Vedo l’arrivo!
Ecco una piccola storiella che mi sono appena inventato.
Agilulfo (ma è un nome di fantasia) quell’anno aveva deciso di partecipare alla maratona d’Italia, agile percorso da Gela a Venezia da farsi in 3 anni. Non seppe mai perchè prese la decisione (forse una rabbia antica, generazioni senza nome, direte voi), una mattina si svegliò tutto sudato e, constatato che di reni ne aveva ancora due, prese il telefono e chiamò tutti i possibili finanziatori per assicurarsi tutto il necessario ad affrontare la competizione.
Il giorno della partenza, in ottobre, erano tutti lì: finanziatori (figurarsi), parenti, amici, conoscenti e anche qualcuno che, indeciso se li conoscesse o meno, salutò per sicurezza silenziosamente con la mano. Agilulfo aveva il numero 1000, l’ultimo. Gli organizzatori decisero, infatti, che non avrebbero partecipato più di 1000 maratoneti, forse interpretando qualche oscura profezia, comunque senza una precisa logica. Assieme ad atleti ed accompagnatori a Gela c’era una gran folla e alcuni, non avendo prenotato, dormirono chi in spiaggia chi in cima al campanile. Pronti? Via! La gara era iniziata e presto si formarono dei gruppi lungo tutta la carovana dei partecipanti. In testa a tutti c’erano il figlio del Commendatore Oliva, noto in tutto lo stivale per il suo commercio di rena per uso industriale, e il Principe Soffice, proprietario di una grossa azienda esportatrice di cactacee americane, il quale per passare il tempo e per darsi la carica sciorinava l’elenco dei generi che più gli davano soddisfazione: “Acanthocalycium, Ancistrocactus, Aporocactus, Aporophyllum, Ariocarpus…”. Al seguito di cotanta maestria un nutrito gruppo di donne che, per non far sfigurare i due leader, evitavano accuratamente di superarli.
Agilulfo faceva parte di un gruppo di anonimi provenienti da Venezia, i quali cercavano in qualche modo di tornare a casa dopo aver perso soldi, auto e fidanzata nelle sconfinate praterie siciliane. Il suo gruppo non era tra i primi, ma dai suoi calcoli dovevano essere a circa un quarto della carovana e, vista la sua scarsa preparazione atletica, a lui la cosa appariva perlomeno miracolosa (in realtà il Dottor Miracolo e tutti i suoi parenti erano verso la fine, tra gli atleti bolsi)

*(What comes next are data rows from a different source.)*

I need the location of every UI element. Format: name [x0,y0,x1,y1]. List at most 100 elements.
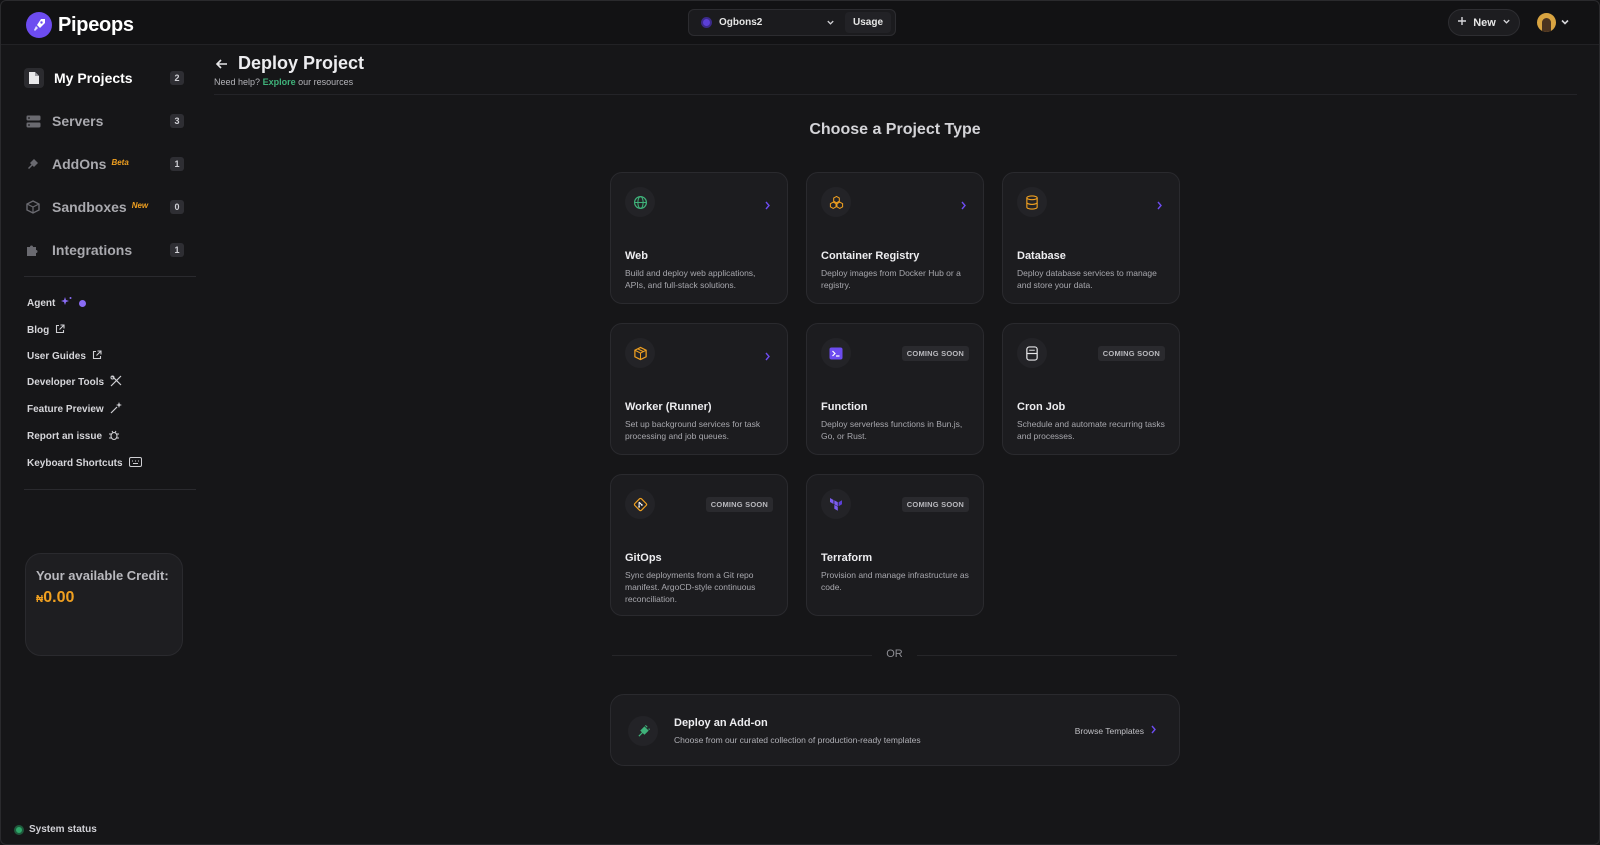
card-title: GitOps [625,552,662,564]
beta-badge: Beta [111,157,129,167]
status-indicator [14,824,24,835]
card-description: Deploy images from Docker Hub or a regis… [821,268,961,290]
project-type-card-container-registry[interactable]: Container Registry Deploy images from Do… [806,172,984,304]
user-menu[interactable] [1534,9,1576,36]
project-type-card-database[interactable]: Database Deploy database services to man… [1002,172,1180,304]
sidebar-link-keyboard-shortcuts[interactable]: Keyboard Shortcuts [27,455,142,471]
terminal-icon [821,338,851,368]
credit-value: 0.00 [43,589,75,606]
chevron-right-icon [960,197,967,215]
coming-soon-badge: COMING SOON [1097,346,1165,361]
count-badge: 3 [170,114,184,128]
sidebar-divider [24,489,196,490]
sidebar-item-servers[interactable]: Servers 3 [24,107,184,135]
server-icon [24,112,42,130]
card-title: Web [625,250,649,262]
sidebar-item-label: Sandboxes [52,199,127,215]
card-description: Deploy database services to manage and s… [1017,268,1157,290]
or-label: OR [886,648,903,660]
sidebar-link-label: Report an issue [27,430,103,442]
back-arrow-icon[interactable] [214,56,230,72]
sidebar-link-developer-tools[interactable]: Developer Tools [27,374,122,390]
chevron-down-icon[interactable] [823,18,837,27]
or-separator: OR [612,648,1177,662]
addon-description: Choose from our curated collection of pr… [674,735,921,745]
chevron-right-icon [764,197,771,215]
sidebar-item-sandboxes[interactable]: Sandboxes New 0 [24,193,184,221]
card-description: Deploy serverless functions in Bun.js, G… [821,419,963,441]
new-button-label: New [1473,16,1496,29]
terraform-icon [821,489,851,519]
keyboard-icon [128,456,142,470]
sidebar-divider [24,276,196,277]
hourglass-icon [1017,338,1047,368]
document-icon [24,68,44,88]
preview-sparkle-icon [110,401,123,417]
sidebar-item-label: AddOns [52,156,107,172]
sidebar-link-label: Blog [27,324,50,336]
agent-status-dot [79,299,87,307]
deploy-addon-card[interactable]: Deploy an Add-on Choose from our curated… [610,694,1180,766]
sidebar-link-user-guides[interactable]: User Guides [27,348,102,364]
sidebar-item-integrations[interactable]: Integrations 1 [24,236,184,264]
chevron-right-icon [764,348,771,366]
sidebar-link-label: Feature Preview [27,403,104,415]
explore-link[interactable]: Explore [263,77,296,87]
coming-soon-badge: COMING SOON [901,497,969,512]
external-link-icon [55,323,65,337]
workspace-switcher[interactable]: Ogbons2 Usage [688,9,896,36]
addon-title: Deploy an Add-on [674,717,768,729]
usage-button[interactable]: Usage [845,12,892,33]
help-prefix: Need help? [214,77,261,87]
project-type-card-web[interactable]: Web Build and deploy web applications, A… [610,172,788,304]
workspace-name: Ogbons2 [719,17,763,28]
credit-card: Your available Credit: ₦0.00 [25,553,183,656]
count-badge: 1 [170,157,184,171]
project-type-card-terraform: COMING SOON Terraform Provision and mana… [806,474,984,616]
chevron-down-icon [1560,14,1570,32]
app-name: Pipeops [58,13,134,36]
system-status[interactable]: System status [14,824,97,835]
browse-templates-label: Browse Templates [1074,725,1144,736]
git-icon [625,489,655,519]
sidebar-item-my-projects[interactable]: My Projects 2 [24,64,184,92]
sidebar-link-feature-preview[interactable]: Feature Preview [27,401,123,417]
new-button[interactable]: New [1448,9,1520,36]
project-type-card-function: COMING SOON Function Deploy serverless f… [806,323,984,455]
containers-icon [821,187,851,217]
database-icon [1017,187,1047,217]
sidebar-link-label: User Guides [27,350,86,362]
card-description: Set up background services for task proc… [625,419,761,441]
sidebar-link-agent[interactable]: Agent [27,295,87,311]
globe-icon [625,187,655,217]
coming-soon-badge: COMING SOON [705,497,773,512]
sidebar-item-label: Servers [52,113,104,129]
sidebar-link-label: Developer Tools [27,376,105,388]
plug-icon [24,155,42,173]
app-logo[interactable]: Pipeops [26,12,134,38]
sidebar-item-label: Integrations [52,242,133,258]
rocket-icon [26,12,52,38]
sidebar-item-label: My Projects [54,70,133,86]
sidebar-item-addons[interactable]: AddOns Beta 1 [24,150,184,178]
puzzle-icon [24,241,42,259]
chevron-right-icon [1156,197,1163,215]
plus-icon [1457,16,1467,29]
help-text: Need help? Explore our resources [214,77,353,87]
sidebar: My Projects 2 Servers 3 AddOns Beta 1 Sa… [0,45,196,845]
project-type-card-cron-job: COMING SOON Cron Job Schedule and automa… [1002,323,1180,455]
plug-icon [628,716,658,746]
status-label: System status [29,824,97,835]
card-title: Worker (Runner) [625,401,712,413]
sidebar-link-blog[interactable]: Blog [27,322,65,338]
count-badge: 0 [170,200,184,214]
project-type-card-worker[interactable]: Worker (Runner) Set up background servic… [610,323,788,455]
top-bar: Pipeops Ogbons2 Usage New [0,0,1600,45]
avatar [1537,13,1556,32]
box-icon [24,198,42,216]
card-description: Build and deploy web applications, APIs,… [625,268,756,290]
browse-templates-link[interactable]: Browse Templates [1075,725,1157,736]
sidebar-link-report-issue[interactable]: Report an issue [27,428,120,444]
external-link-icon [92,349,102,363]
card-title: Terraform [821,552,873,564]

Dopo tre anni di fatiche e di stenti (figuratevi che a pranzo non veniva servito il vino, cosa che fece irritare non poco i suoi compagni di gruppo veneziani), Agilulfo era in vista del traguardo. Improvvisamente, arrivato a Mestre, sentì una forza dentro (che nemmeno lui sapeva spiegare come) premere sulle sue gambe, facendolo accelerare e superare tutti i corridori. Vedeva la grande scritta “CAMPARI” diventare sempre più grande mano a mano che i chilometri del Ponte della Libertà venivano macinati in pochi minuti. D’improvviso Agilulfo provò una grande malinconia ricordando le fatiche del viaggio e le persone incontrate durante quegli anni, ma ingoiò tutto e accelerò ulteriormente.

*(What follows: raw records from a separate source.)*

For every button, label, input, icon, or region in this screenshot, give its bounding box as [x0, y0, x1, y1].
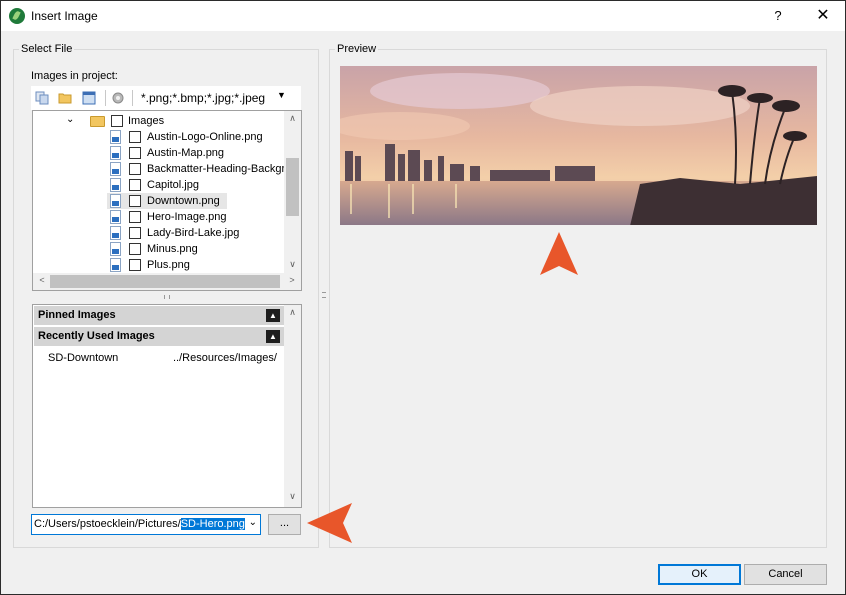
horizontal-splitter-handle[interactable] [164, 295, 170, 299]
file-checkbox[interactable] [129, 227, 141, 239]
scroll-down-icon[interactable]: ∨ [286, 491, 299, 505]
tree-file-row[interactable]: Capitol.jpg [33, 177, 283, 193]
tree-file-label: Lady-Bird-Lake.jpg [147, 227, 240, 239]
toolbar-separator [105, 90, 106, 106]
recent-item-name[interactable]: SD-Downtown [48, 352, 118, 364]
recent-images-header[interactable]: Recently Used Images ▲ [34, 327, 284, 346]
file-checkbox[interactable] [129, 147, 141, 159]
path-selected-text: SD-Hero.png [180, 518, 245, 530]
browse-button[interactable]: ... [268, 514, 301, 535]
image-file-icon [110, 178, 121, 192]
scroll-left-icon[interactable]: < [35, 275, 49, 288]
file-checkbox[interactable] [129, 243, 141, 255]
image-file-icon [110, 242, 121, 256]
callout-arrow-up [540, 232, 578, 275]
insert-image-dialog: Insert Image ? ✕ Select File Images in p… [0, 0, 846, 595]
tree-file-row[interactable]: Austin-Logo-Online.png [33, 129, 283, 145]
toolbar-separator [132, 90, 133, 106]
folder-checkbox[interactable] [111, 115, 123, 127]
scroll-up-icon[interactable]: ∧ [286, 307, 299, 321]
settings-icon[interactable] [111, 91, 125, 105]
open-folder-icon[interactable] [58, 91, 72, 105]
folder-icon [90, 116, 105, 127]
tree-file-label: Austin-Logo-Online.png [147, 131, 263, 143]
tree-file-label: Downtown.png [147, 195, 220, 207]
image-tree[interactable]: ⌄ Images Austin-Logo-Online.png Austin-M… [32, 110, 302, 291]
pinned-recent-panel: Pinned Images ▲ Recently Used Images ▲ S… [32, 304, 302, 508]
tree-file-row[interactable]: Lady-Bird-Lake.jpg [33, 225, 283, 241]
tree-file-row-selected[interactable]: Downtown.png [107, 193, 227, 209]
scroll-up-icon[interactable]: ∧ [286, 113, 299, 127]
tree-file-label: Austin-Map.png [147, 147, 225, 159]
cancel-button[interactable]: Cancel [744, 564, 827, 585]
scroll-right-icon[interactable]: > [285, 275, 299, 288]
file-checkbox[interactable] [129, 179, 141, 191]
tree-file-label: Minus.png [147, 243, 198, 255]
copy-icon[interactable] [35, 91, 49, 105]
tree-horizontal-scrollbar[interactable]: < > [33, 273, 301, 290]
callout-arrow-left [307, 503, 352, 543]
tree-file-row[interactable]: Austin-Map.png [33, 145, 283, 161]
select-file-legend: Select File [19, 43, 75, 55]
title-bar: Insert Image ? ✕ [1, 1, 845, 31]
images-in-project-label: Images in project: [31, 70, 118, 82]
tree-file-row[interactable]: Plus.png [33, 257, 283, 273]
image-file-icon [110, 226, 121, 240]
tree-folder-images[interactable]: ⌄ Images [33, 113, 283, 129]
tree-file-row[interactable]: Backmatter-Heading-Backgro [33, 161, 291, 177]
file-checkbox[interactable] [129, 259, 141, 271]
file-checkbox[interactable] [129, 195, 141, 207]
chevron-down-icon[interactable]: ▼ [277, 90, 286, 100]
scroll-thumb[interactable] [286, 158, 299, 216]
pinned-images-header[interactable]: Pinned Images ▲ [34, 306, 284, 325]
dialog-title: Insert Image [31, 9, 98, 23]
ok-button[interactable]: OK [658, 564, 741, 585]
image-file-icon [110, 210, 121, 224]
tree-file-row[interactable]: Minus.png [33, 241, 283, 257]
scroll-down-icon[interactable]: ∨ [286, 259, 299, 273]
image-file-icon [110, 130, 121, 144]
preview-image [340, 66, 817, 225]
collapse-icon[interactable]: ▲ [266, 330, 280, 343]
file-type-filter[interactable]: *.png;*.bmp;*.jpg;*.jpeg [141, 91, 265, 105]
pinned-images-label: Pinned Images [38, 309, 116, 321]
image-file-icon [110, 258, 121, 272]
preview-legend: Preview [335, 43, 379, 55]
tree-vertical-scrollbar[interactable]: ∧ ∨ [284, 111, 301, 274]
scroll-thumb[interactable] [50, 275, 280, 288]
image-path-combo[interactable]: C:/Users/pstoecklein/Pictures/SD-Hero.pn… [31, 514, 261, 535]
file-checkbox[interactable] [129, 131, 141, 143]
chevron-down-icon[interactable]: ⌄ [249, 517, 257, 528]
tree-file-label: Hero-Image.png [147, 211, 227, 223]
app-leaf-icon [9, 8, 25, 24]
help-button[interactable]: ? [767, 4, 789, 28]
image-file-icon [110, 194, 121, 208]
tree-file-label: Backmatter-Heading-Backgro [147, 163, 292, 175]
collapse-icon[interactable]: ▲ [266, 309, 280, 322]
vertical-splitter-handle[interactable] [322, 292, 326, 298]
image-file-icon [110, 162, 121, 176]
close-button[interactable]: ✕ [807, 4, 839, 28]
image-file-icon [110, 146, 121, 160]
image-toolbar: *.png;*.bmp;*.jpg;*.jpeg ▼ [31, 86, 301, 110]
recent-vertical-scrollbar[interactable]: ∧ ∨ [284, 305, 301, 507]
thumbnail-view-icon[interactable] [82, 91, 96, 105]
file-checkbox[interactable] [129, 211, 141, 223]
file-checkbox[interactable] [129, 163, 141, 175]
recent-images-label: Recently Used Images [38, 330, 155, 342]
path-prefix-text: C:/Users/pstoecklein/Pictures/ [34, 518, 181, 530]
tree-file-row[interactable]: Hero-Image.png [33, 209, 283, 225]
chevron-down-icon[interactable]: ⌄ [66, 114, 74, 125]
tree-file-label: Plus.png [147, 259, 190, 271]
tree-file-label: Capitol.jpg [147, 179, 199, 191]
recent-item-path: ../Resources/Images/ [173, 352, 277, 364]
tree-folder-label: Images [128, 115, 165, 127]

All’arrivo c’erano, inaspettatamente, poche persone ad aspettare i partecipanti. Agilulfo tagliò il traguardo per primo. Si avvicinò al grande attore che prestava la sua immagine alla competizione. Gli strinse la mano. Poi cadde svenuto.

E…?
la fine è a libera fantasia del lettore. Mi piace l’idea di finire il racconto così, anche se lascia frustrata la voglia di sapere.